Friday night’s clean, classic 2-2 tie with the almighty Boston University didn’t quite cut it for the Friars to advance in USCHO’s weekly poll. In fact, upon yesterday’s revision, the deadlocked and gridlocked Providence team had one vote fewer (10 total) than it did last week as it stayed in the honorable mention slab, carrying half the points of the No. 10 ranked Harvard.
Odds are the Friars were one goal away last Friday from tipping the scale and crashing the glamorous echelon of the national leaderboard for the first time in the 2010-11 season.
But if they get their way on the ice all this week –starting tonight with a visit the 0-2-2 Yale Bulldogs, continuing with Saturday’s BU rematch at Walter Brown Arena, and rounding out in a home date with Maine on Sunday- any dispute should have some traction if they are not ranked at this time seven days from now.
No guarantees, of course that they’ll earn their spot come next week –regardless of one’s definition of “earn.” What is certain is head coach Bob Deraney won’t devote any breath to debate if his pupils fall short again.
“Don’t really care,” he said. “Honestly, I just want to continue to play better.

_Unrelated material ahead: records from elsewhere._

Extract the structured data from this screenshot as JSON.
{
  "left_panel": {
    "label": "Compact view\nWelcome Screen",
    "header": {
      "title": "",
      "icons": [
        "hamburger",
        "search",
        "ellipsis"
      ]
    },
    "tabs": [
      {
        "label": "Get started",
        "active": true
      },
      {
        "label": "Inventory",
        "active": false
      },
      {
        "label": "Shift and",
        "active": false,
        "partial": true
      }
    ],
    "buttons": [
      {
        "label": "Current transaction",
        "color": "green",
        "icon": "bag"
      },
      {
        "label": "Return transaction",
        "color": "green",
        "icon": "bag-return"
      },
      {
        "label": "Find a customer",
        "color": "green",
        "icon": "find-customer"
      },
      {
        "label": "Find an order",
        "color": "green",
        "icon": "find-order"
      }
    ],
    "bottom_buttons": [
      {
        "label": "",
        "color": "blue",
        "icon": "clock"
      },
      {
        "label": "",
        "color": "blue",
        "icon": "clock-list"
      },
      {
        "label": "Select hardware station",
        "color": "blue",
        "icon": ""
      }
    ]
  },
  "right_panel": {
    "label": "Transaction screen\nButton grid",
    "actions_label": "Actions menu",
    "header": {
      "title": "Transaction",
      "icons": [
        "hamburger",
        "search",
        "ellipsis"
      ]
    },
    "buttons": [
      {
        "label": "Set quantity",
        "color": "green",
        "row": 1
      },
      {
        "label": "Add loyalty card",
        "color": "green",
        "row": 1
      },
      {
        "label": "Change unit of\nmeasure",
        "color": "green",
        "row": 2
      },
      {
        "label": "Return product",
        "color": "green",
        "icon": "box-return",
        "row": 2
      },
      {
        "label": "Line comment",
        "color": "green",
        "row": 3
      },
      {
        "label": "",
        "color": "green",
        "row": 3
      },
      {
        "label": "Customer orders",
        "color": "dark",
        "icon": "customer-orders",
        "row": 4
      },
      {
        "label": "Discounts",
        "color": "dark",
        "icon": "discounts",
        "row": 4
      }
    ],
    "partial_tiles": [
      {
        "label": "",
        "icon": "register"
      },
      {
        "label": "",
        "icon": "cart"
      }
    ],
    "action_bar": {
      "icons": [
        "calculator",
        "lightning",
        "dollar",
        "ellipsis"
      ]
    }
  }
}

I really don’t care what people think of us. All I care about is that we continue to be better.
“In order to be great, you have to play great against great teams. You have to know what it’s like and what it takes, and I guarantee you our kids will be preparing harder because they now know what’s out there.”
Naturally, the flipside to this week’s stakes is the ever-present danger of dawdling through a bout with statistically weaker opponents. That label fits the Bulldogs right now, with their winless transcript and a combined 12-6 score working against them through four games.
In the same vein, a wasted opportunity against the Black Bears –in spite of their surprisingly irreproachable 4-4-0 start- would likely prompt the pollsters to confiscate every table scrap the Friars hold until further notice.
Bottom line at ice level: PC just wants to play to win and check what happens on paper later.
“It’s just another game on the schedule,” Deraney said. “Another game in which we need to play great and try to get better. And I’m not giving you clichés, that’s our mentality.
“We have to get better. We have our sights set on a lot of different things this year and you can’t get there unless you take care of what you need to do today.
“I think it’s a really healthy mindset. It doesn’t allow you to take anything for granted, it doesn’t allow you to get too complacent, and it doesn’t allow you to get down. It’s just a really healthy way to go about it and we’ve got a terrific team that I think all the way through feels the same way. We’re just trying to be the best we can today.”
Lacasse splits weekly crown
Goaltender Genevieve Lacasse, who tied a season high with 40 saves last Friday, garnered her second Hockey East Defensive Player of the Week laurel in three opportunities yesterday. She shared this week’s prize with New Hampshire junior Lindsey Minton, who repelled a cumulative 39 shots in two shutout wins over Niagara.
Minton and Lacasse are Nos. 1 and 2 among Hockey East stoppers and rank second and third, respectively, in the country with .955 and .949 save percentages. Lacasse, though, has worked up a denser sweat. She leads the nation in total saves with 281 on 296 shots faced.
Quick feeds: Yale assistant coach Jess Koizumi, part of the first-year Joakim Flygh staff in New Haven, inserted four goals for the CWHL’s Boston Blades in a pair of weekend victories over Burlington at the Whittemore Center. PC assistant Karen Thatcher assisted on her game-winner in a 3-0 triumph on Saturday…The Friars are winless (0-4-1) in their last five annual meetings with the Bulldogs, snapping a four-game losing streak with a 2-2 tie at Schneider Arena last autumn. PC’s most recent win at Ingalls Rink was a 2-0 decision on December 10, 2000. The Friars have since gone 0-3-1 in that barn…Among active Friars, junior forwards Ashley Cottrell and Laura Veharanta lead the program with a goal and an assist apiece in their career against the Bulldogs…A win tonight will assure Providence a winning nonconference record (currently 6-2-0) for the first time since 2002-03, when the team went 9-5-5 in interleague games.